Another fantastic element of this novel which I hadn’t expected was the incorporation of a handwritten chart that Leland uses to note his surroundings and plan his counterattacks. 

This is no stereotypical Hollywood hero – this man needs sleep and food to keep his body going. He gets injured and has to make accommodations as his body gets weaker: ‘He was so dirty, he could feel the crust on his eyelids when he blinked, in his crotch when he moved his legs.’ He makes mistakes: ‘Now he thought he probably had made a mistake, not killing the two in the elevator.’ He experiences terror, “he was so frightened he could hardly focus his eyes”, and regret and guilt. But he does stand out from the average civilian with his knowledge of security protocols, weapons and terrorists, his critical thinking, his bravery, his quippy one-liners even in the face of mortal peril (‘“No time for that bullshit,” Leland said, and pulled the trigger’), and his can-do attitude. 

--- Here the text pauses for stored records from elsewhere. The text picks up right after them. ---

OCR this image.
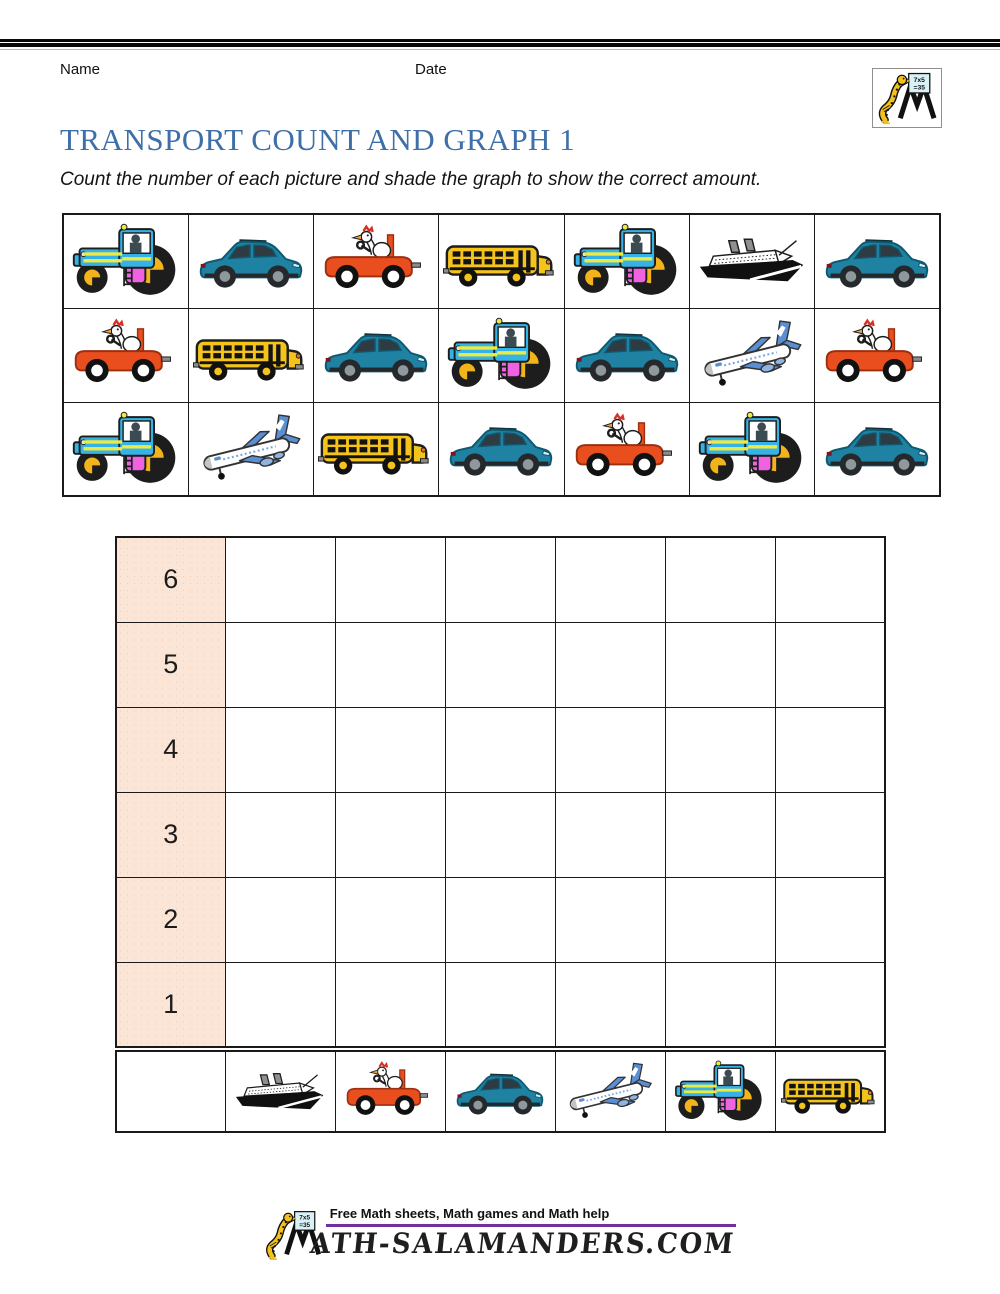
Name	Date
TRANSPORT COUNT AND GRAPH 1

Count the number of each picture and shade the graph to show the correct amount.

6						
5						
4						
3						
2						
1						

Free Math sheets, Math games and Math help
ATH-SALAMANDERS.COM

The situation might be unrealistic but the human protagonist is not, and he really helps to ground this action-thriller. As well as that, the action and the amount of internal monologue was perfectly balanced to keep the intensity ramped up, while reminding you that there was more to be done than spraying bullets without assessing the consequences: ‘He shook his head – that kind of thinking would get him killed.’

So, I highly recommend this novel if you want something that will pick you up and give you a shot of adrenaline. Can anyone else recommend any good action-thrillers to me?


A few other of my favorite quotes from this novel, which could be poetic and visually dark at times: 

‘Lying in an infant’s sleep under a churning, poisoned sky.’

The literal first sentence: ‘“What I don’t understand,” the taxi driver shouted over the whacking of the windshield wipers, “is what goes through a person’s mind when he mutilates somebody like that.’

… one of whom he recognized, goddamn it – god-damn it! – all armed with the world’s best one-man weapon.’

The city floated out below him, serene and twinkling on Christmas Eve, with Rivers dead on the fortieth floor, his heart looking like a piece of stew beef.’

Leland felt his bladder open. He thought he was going to be sick. He had to relieve himself. He breathed deeply and held on. He could hear the kid’s bladder spilling. The kid’s legs were shaking, his hands clenching, as if they did not know they were dead.’

‘When the forensics lab was finished cutting into you, you looked like a boat burned down to the waterline. That’s what they called them, canoes. They peeled the skin off your skull, too – it ripped off like the skin of a tangerine.’